Die Sozialversicherungsbeiträge für selbstständige KünstlerInnen betragen ca. 15% für Kranken- und Pensionsversicherung. Die Krankenversicherung umfasst auch Krankengeld ab dem 4. Tag sowie Leistungen in den Fällen von Elternschaft, Invalidität, Tod. Als Quasi-Dienstgeberbeitrag fungiert eine Verwerterabgabe, welche die NutzerInnen von künstlerischen Leistungen bezahlen: Sie berechnet sich als 1% aller Lizenzgebühren (urheberrechtliche Nutzungsentgelte), die sie pro Jahr bezahlen.

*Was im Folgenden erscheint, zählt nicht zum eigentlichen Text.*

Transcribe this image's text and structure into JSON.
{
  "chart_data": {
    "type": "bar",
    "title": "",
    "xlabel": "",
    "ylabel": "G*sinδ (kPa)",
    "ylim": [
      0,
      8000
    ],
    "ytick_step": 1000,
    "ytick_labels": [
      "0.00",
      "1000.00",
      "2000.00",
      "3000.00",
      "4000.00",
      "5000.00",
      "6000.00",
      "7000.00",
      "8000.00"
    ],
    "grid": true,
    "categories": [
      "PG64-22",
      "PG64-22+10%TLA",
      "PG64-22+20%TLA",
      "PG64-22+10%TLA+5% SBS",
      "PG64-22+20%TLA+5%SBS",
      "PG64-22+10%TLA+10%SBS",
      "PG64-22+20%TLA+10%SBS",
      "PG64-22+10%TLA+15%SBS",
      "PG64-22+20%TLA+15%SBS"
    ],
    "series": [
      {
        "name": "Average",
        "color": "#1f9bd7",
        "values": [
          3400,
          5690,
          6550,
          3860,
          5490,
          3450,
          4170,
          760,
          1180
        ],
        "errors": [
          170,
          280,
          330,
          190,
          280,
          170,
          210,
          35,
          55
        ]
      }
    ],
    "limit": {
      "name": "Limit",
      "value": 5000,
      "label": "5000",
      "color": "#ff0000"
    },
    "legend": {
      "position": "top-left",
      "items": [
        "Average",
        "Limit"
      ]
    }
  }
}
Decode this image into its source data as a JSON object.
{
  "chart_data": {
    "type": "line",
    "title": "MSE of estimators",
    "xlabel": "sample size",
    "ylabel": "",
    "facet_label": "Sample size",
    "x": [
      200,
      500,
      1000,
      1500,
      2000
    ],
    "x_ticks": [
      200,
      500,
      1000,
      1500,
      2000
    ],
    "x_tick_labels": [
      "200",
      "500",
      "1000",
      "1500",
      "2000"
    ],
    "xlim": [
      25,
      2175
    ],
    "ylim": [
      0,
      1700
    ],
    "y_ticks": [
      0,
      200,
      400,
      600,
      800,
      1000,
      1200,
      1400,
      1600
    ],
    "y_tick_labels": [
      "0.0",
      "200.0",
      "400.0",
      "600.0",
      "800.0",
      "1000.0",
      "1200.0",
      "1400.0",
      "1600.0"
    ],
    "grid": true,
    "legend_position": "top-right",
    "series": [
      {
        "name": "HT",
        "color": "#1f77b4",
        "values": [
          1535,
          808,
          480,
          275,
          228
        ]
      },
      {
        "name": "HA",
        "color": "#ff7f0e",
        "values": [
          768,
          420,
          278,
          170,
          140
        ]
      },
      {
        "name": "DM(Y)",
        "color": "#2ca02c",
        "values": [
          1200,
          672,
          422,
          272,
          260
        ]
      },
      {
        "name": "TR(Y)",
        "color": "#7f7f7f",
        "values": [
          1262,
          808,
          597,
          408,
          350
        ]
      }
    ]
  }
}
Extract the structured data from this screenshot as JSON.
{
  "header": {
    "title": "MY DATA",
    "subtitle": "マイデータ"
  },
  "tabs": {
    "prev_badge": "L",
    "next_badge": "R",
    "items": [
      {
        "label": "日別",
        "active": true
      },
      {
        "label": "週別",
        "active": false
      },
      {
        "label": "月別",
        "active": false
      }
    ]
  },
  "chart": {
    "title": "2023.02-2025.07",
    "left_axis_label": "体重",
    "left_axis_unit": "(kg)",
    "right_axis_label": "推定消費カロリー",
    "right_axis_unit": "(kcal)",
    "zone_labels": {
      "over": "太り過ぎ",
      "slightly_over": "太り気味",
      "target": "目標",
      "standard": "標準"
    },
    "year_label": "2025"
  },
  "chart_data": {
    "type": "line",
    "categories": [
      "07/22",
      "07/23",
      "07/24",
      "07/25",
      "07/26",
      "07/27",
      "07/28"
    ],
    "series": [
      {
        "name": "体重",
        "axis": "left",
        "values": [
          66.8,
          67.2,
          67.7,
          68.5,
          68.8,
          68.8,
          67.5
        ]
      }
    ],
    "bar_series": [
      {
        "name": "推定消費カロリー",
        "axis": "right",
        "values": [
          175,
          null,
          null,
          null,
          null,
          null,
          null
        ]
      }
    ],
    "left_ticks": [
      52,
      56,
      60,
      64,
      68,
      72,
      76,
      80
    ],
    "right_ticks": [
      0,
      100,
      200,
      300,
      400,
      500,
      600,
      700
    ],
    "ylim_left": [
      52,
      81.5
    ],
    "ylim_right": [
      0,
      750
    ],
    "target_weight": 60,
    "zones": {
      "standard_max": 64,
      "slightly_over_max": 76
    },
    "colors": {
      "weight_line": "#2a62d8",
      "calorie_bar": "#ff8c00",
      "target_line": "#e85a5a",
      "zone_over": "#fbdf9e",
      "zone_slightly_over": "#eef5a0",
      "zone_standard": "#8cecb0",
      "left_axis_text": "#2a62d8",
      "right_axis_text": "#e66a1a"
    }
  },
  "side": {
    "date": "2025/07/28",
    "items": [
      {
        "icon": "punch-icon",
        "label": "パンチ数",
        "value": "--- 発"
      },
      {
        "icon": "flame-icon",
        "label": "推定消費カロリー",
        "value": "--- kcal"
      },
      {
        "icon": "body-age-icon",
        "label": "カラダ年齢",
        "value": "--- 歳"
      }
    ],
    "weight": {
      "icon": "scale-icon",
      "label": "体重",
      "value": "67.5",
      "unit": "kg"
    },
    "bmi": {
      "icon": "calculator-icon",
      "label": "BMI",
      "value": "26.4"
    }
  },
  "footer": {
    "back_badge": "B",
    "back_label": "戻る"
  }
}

Die unselbstständig beschäftigten KünstlerInnen im Film- und Theaterbereich (intermittents du spectacle) haben Ende 2004 mit spektakulären Aktionen für ihr Recht gekämpft, in den ständig wiederkehrenden Phasen von Arbeitslosigkeit Arbeitslosengeld zu erhalten. Dafür sind ihre Beiträge gigantisch hoch und machen (ArbeitgeberInnen- und ArbeitnehmerInnenanteil zusammengerechnet) 56% des Bruttogehalts aus. Derzeit müssen sie innerhalb von 319 Tagen 507 Stunden beschäftigt sein, um Arbeitslosengeld zu erhalten, das entspricht gut drei Monaten Arbeit innerhalb von zehneinhalb Monaten.
Juliane Alton ist Kulturarbeiterin und hat im Auftrag von Kulturrat Österreich und IG Freie Theaterarbeit eine Recherche zur sozialen Absicherung von KünstlerInnen in verschiedenen Ländern durchgeführt.